James Gunn Defends Superhero Movies from “Serious” Filmmakers
I’ve loved James Gunn ever since Slither but I love him even more now. While superhero movies aren’t my favorite genre (in fact Guardians of the Galaxy is the only one in recent years that I have truly loved), I can’t stand genre elitism. Horror, comedy, superhero films… they’re all hard to pull off. They’re just as difficult to get right as any prestige picture, they just don’t happen to belong in the “prestige genre,” which is very much a thing at this point. The conversation around movies like Birdman seems to be centered around the notion that these things are drivel, when the argument could be made that Rocket the Raccoon is actually a more nuanced character than anyone in Alejandro González Iñárritu‘s film.
“Whatever the case, the truth is, popular fare in any medium has always been snubbed by the self-appointed elite. I’ve already won more awards than I ever expected for Guardians. What bothers me slightly is that many people assume because you make big films that you put less love, care, and thought into them then people do who make independent films or who make what are considered more serious Hollywood films.
I’ve made B-movies, independent films, children’s movies, horror films, and gigantic spectacles. I find there are plenty of people everywhere making movies for a buck or to feed their own vanity. And then there are people who do what they do because they love story-telling, they love cinema, and they want to add back to the world some of the same magic they’ve taken from the works of others. In all honesty, I do no find a strikingly different percentage of those with integrity and those without working within any of these fields of film.

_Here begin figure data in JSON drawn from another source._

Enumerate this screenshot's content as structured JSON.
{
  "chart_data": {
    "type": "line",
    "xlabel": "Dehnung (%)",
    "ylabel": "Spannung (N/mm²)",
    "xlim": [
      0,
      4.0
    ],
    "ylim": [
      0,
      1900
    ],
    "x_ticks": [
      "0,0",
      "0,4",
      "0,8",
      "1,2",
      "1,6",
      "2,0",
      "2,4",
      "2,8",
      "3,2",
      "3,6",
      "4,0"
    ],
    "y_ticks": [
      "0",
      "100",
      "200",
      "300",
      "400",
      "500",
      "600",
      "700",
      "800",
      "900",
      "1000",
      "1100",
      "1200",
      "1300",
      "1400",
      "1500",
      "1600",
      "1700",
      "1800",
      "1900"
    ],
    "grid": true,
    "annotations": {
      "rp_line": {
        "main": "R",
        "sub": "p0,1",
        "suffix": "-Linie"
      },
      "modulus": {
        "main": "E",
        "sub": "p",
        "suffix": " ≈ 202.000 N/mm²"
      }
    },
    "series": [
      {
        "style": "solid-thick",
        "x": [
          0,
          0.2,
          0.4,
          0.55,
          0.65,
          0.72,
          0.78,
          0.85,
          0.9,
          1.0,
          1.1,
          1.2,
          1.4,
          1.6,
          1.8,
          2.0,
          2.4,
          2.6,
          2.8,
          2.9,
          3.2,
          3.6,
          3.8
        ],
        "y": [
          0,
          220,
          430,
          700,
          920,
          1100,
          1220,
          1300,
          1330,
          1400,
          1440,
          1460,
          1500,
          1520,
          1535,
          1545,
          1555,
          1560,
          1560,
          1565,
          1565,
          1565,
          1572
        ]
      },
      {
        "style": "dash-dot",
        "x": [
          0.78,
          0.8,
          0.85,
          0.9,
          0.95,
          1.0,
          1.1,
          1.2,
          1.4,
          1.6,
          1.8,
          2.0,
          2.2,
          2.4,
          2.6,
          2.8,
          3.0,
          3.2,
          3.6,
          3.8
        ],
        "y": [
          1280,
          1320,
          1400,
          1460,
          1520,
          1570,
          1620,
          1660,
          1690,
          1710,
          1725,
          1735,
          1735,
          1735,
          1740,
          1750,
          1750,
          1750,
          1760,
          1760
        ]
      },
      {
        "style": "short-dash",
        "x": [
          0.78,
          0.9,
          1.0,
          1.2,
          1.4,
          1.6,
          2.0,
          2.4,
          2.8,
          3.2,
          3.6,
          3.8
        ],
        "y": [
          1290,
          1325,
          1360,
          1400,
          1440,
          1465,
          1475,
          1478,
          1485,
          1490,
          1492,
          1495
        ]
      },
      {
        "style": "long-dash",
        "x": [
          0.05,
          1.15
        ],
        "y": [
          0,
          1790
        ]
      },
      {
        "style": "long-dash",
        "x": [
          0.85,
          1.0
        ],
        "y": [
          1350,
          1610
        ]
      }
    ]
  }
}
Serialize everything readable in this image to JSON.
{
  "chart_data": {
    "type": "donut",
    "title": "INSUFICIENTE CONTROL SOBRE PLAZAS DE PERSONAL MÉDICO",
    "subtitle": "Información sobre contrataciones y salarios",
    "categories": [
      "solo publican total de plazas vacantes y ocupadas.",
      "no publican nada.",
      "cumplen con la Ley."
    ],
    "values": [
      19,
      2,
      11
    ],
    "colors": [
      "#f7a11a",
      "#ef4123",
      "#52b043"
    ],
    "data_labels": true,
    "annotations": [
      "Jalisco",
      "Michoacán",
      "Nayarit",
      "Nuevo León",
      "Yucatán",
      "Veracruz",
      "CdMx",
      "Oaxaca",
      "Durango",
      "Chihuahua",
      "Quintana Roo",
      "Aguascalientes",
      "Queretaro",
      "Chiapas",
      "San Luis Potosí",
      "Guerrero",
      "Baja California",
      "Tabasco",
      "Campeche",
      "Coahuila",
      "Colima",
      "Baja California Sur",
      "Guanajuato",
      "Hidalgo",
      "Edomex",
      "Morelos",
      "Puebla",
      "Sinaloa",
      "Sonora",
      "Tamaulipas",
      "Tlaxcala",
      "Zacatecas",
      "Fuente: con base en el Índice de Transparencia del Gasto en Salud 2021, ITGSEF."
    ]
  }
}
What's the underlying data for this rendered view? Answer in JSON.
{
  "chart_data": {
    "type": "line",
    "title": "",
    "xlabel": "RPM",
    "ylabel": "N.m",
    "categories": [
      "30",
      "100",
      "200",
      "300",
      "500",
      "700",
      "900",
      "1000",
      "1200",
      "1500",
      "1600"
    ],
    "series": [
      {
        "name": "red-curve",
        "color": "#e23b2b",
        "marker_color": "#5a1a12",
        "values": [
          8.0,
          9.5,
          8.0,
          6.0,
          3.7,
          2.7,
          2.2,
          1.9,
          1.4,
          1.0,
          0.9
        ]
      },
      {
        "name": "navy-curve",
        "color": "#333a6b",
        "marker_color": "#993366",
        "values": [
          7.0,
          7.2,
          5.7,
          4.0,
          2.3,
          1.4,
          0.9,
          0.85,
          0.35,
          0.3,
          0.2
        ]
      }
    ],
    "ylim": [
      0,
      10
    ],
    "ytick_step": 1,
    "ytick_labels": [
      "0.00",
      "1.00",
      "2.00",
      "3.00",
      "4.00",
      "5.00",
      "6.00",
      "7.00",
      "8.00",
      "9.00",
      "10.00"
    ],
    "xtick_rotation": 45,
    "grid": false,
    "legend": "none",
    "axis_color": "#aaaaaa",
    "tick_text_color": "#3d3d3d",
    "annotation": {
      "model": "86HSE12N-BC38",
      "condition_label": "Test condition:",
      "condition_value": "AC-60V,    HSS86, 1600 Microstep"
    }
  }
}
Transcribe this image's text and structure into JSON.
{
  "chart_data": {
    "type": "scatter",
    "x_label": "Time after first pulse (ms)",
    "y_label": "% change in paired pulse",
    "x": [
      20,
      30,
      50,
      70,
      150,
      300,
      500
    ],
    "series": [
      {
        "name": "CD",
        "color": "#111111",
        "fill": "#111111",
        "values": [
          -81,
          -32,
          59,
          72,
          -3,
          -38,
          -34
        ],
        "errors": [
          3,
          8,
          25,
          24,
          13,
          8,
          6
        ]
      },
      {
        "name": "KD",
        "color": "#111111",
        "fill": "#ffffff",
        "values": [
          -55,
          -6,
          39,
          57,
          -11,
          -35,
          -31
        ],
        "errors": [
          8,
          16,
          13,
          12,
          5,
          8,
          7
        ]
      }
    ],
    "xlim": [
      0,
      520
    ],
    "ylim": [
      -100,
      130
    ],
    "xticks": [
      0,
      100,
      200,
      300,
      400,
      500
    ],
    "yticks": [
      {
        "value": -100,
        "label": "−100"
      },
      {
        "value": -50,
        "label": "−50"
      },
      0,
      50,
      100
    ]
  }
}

If you think people who make superhero movies are dumb, come out and say we’re dumb. But if you, as an independent filmmaker or a “serious” filmmaker, think you put more love into your characters than the Russo Brothers do Captain America, or Joss Whedon does the Hulk, or I do a talking raccoon, you are simply mistaken.”
Amen. And I’ll add something else, it’s often times the financial success of these films that allows studios to take on riskier, smaller films. However infrequent that phenomenon may be these days.